In In Re Oppedahl & Larson LLP, the US Court of Appeals for the Federal Circuit has upheld a decision to refuse registration of the mark PATENTS.COM on the grounds that it was merely descriptive and thus not entitled to registration.

Oppedahl & Larson LLP, a law firm offering patent, copyright, trademark, trade secret and other IP services, submitted an intent-to-use application to the US Patent and Trademark Office (USPTO) to register the mark PATENTS.COM for "computer software for managing a database of records and for tracking the status of the records by means of the Internet". The registrar rejected the application. Oppedahl & Larson filed an amendment to allege use supported by a specimen that read in part:

"Welcome to the PATENTS.COM software download links page. From this page you can reach download locations for Oppedahl & Larson LLP's most popular software: Partridge - software for tracking the status of US patent applications and issued patents."

On appeal, the Trademark Trial and Appeal Board (TTAB) upheld the decision on the grounds that the mark was merely descriptive of Oppedahl & Larson's goods (ie, software for tracking patent applications and issued patents) under 15 USC §1052(e). The TTAB noted that a mark may be merely descriptive even if it does not describe the "full scope and extent" of the applicant's goods or services. However, it may also qualify for registration on the Principal Register under 15 USC §1052(f) if evidence is offered that it has acquired secondary meaning (ie, distinctiveness through long and relatively exclusive use in commerce). Oppedahl & Larson had not alleged acquired distinctiveness and, thus, its application was refused. Oppedahl & Larson appealed to the US Court of Appeals for the Federal Circuit, arguing that:

  • the USPTO erred in considering the two parts of its PATENTS.COM mark separately rather than considering the consumer's impression of the mark as a whole;
     
  • the USPTO applied a per se rule that '.com' never possesses source-identifying significance;
     
  • the addition of '.com' will generally, if not always, add source-identifying significance (eg, a purchaser may conjure up images of a river when seeing the name 'Amazon', but would think of an online retailer when seeing 'Amazon.com'); and
     
  • domain names are inherently distinctive because they can only be associated with one entity or source at a time.

The court upheld the TTAB ruling.
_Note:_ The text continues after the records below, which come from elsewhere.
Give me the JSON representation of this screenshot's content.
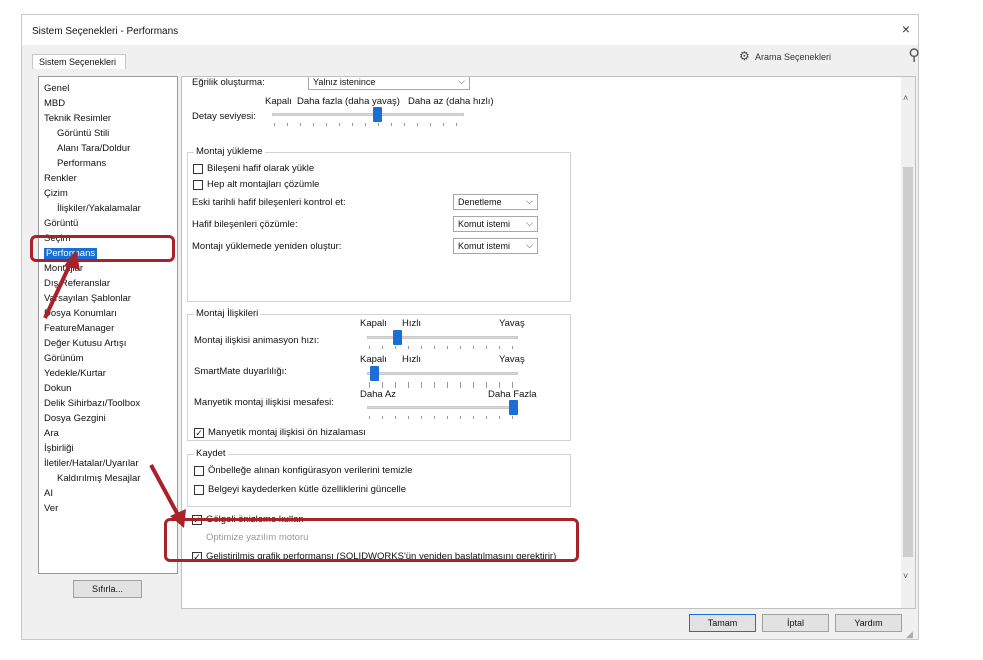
{
  "window": {
    "title": "Sistem Seçenekleri - Performans",
    "close": "×"
  },
  "tab": {
    "label": "Sistem Seçenekleri"
  },
  "search": {
    "placeholder": "Arama Seçenekleri"
  },
  "tree": {
    "items": [
      "Genel",
      "MBD",
      "Teknik Resimler",
      "Görüntü Stili",
      "Alanı Tara/Doldur",
      "Performans",
      "Renkler",
      "Çizim",
      "İlişkiler/Yakalamalar",
      "Görüntü",
      "Seçim",
      "Performans",
      "Montajlar",
      "Dış Referanslar",
      "Varsayılan Şablonlar",
      "Dosya Konumları",
      "FeatureManager",
      "Değer Kutusu Artışı",
      "Görünüm",
      "Yedekle/Kurtar",
      "Dokun",
      "Delik Sihirbazı/Toolbox",
      "Dosya Gezgini",
      "Ara",
      "İşbirliği",
      "İletiler/Hatalar/Uyarılar",
      "Kaldırılmış Mesajlar",
      "AI",
      "Ver"
    ],
    "selected": "Performans"
  },
  "reset_label": "Sıfırla...",
  "curvature": {
    "label": "Eğrilik oluşturma:",
    "value": "Yalnız istenince"
  },
  "detail": {
    "label": "Detay seviyesi:",
    "left": "Kapalı",
    "mid": "Daha fazla (daha yavaş)",
    "right": "Daha az (daha hızlı)",
    "level": 0.55
  },
  "assembly_load": {
    "title": "Montaj yükleme",
    "lightweight": "Bileşeni hafif olarak yükle",
    "resolve_all": "Hep alt montajları çözümle",
    "check_old": {
      "label": "Eski tarihli hafif bileşenleri kontrol et:",
      "value": "Denetleme"
    },
    "resolve_light": {
      "label": "Hafif bileşenleri çözümle:",
      "value": "Komut istemi"
    },
    "rebuild": {
      "label": "Montajı yüklemede yeniden oluştur:",
      "value": "Komut istemi"
    }
  },
  "mates": {
    "title": "Montaj İlişkileri",
    "anim": {
      "label": "Montaj ilişkisi animasyon hızı:",
      "left": "Kapalı",
      "mid": "Hızlı",
      "right": "Yavaş",
      "level": 0.18
    },
    "smartmate": {
      "label": "SmartMate duyarlılığı:",
      "left": "Kapalı",
      "mid": "Hızlı",
      "right": "Yavaş",
      "level": 0.02
    },
    "magnetic": {
      "label": "Manyetik montaj ilişkisi mesafesi:",
      "left": "Daha Az",
      "right": "Daha Fazla",
      "level": 1.0
    },
    "prealign": "Manyetik montaj ilişkisi ön hizalaması"
  },
  "save": {
    "title": "Kaydet",
    "purge": "Önbelleğe alınan konfigürasyon verilerini temizle",
    "mass": "Belgeyi kaydederken kütle özelliklerini güncelle"
  },
  "shaded_preview": "Gölgeli önizleme kullan",
  "hidden_option": "Optimize yazılım motoru",
  "enhanced_graphics": "Geliştirilmiş grafik performansı (SOLIDWORKS'ün yeniden başlatılmasını gerektirir)",
  "buttons": {
    "ok": "Tamam",
    "cancel": "İptal",
    "help": "Yardım"
  },
  "colors": {
    "accent": "#1a6fd6",
    "highlight": "#a8222b"
  }
}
It held that when the USPTO examines marks that are also domain names, it must evaluate the commercial impression of the mark as a whole, including the top-level domain (TLD) indicator (eg, '.com'). However, the addition of a TLD to an otherwise unregistrable mark will typically not add any source-identifying significance, similar to the analysis of 'corp' and 'inc'. The court found that this is not a bright-line or per se rule, as, in exceptional circumstances, a TLD may render an otherwise descriptive term sufficiently distinctive for trademark registration (eg, Tennis.net for a store that sells tennis nets).

The court concluded as to the first three arguments that the USPTO did not dissect the mark, or apply a bright-line or per se rule that the addition of a TLD to an otherwise descriptive term will never under any circumstances affect the registration of a mark. Rather, it held that '.com' possessed no source-identifying characteristics. Further, substantial evidence supported the conclusion that:

  • 'patents' was descriptive of a feature of Oppedahl & Larson's goods;
     
  • '.com' indicated a commercial entity in relation to the Internet; and
     
  • the combination of the terms did not render the mark as a whole distinctive and registrable.

In fact, the addition of '.com' to the term 'patents' only strengthened the descriptiveness of the mark in light of the goods in the application.

As to the fourth argument, the court held that the fact that a domain name can only be owned by one entity does not of itself mean that it is a source identifier. There is no per se rule that extends trademark protection to all domain names regardless of their use.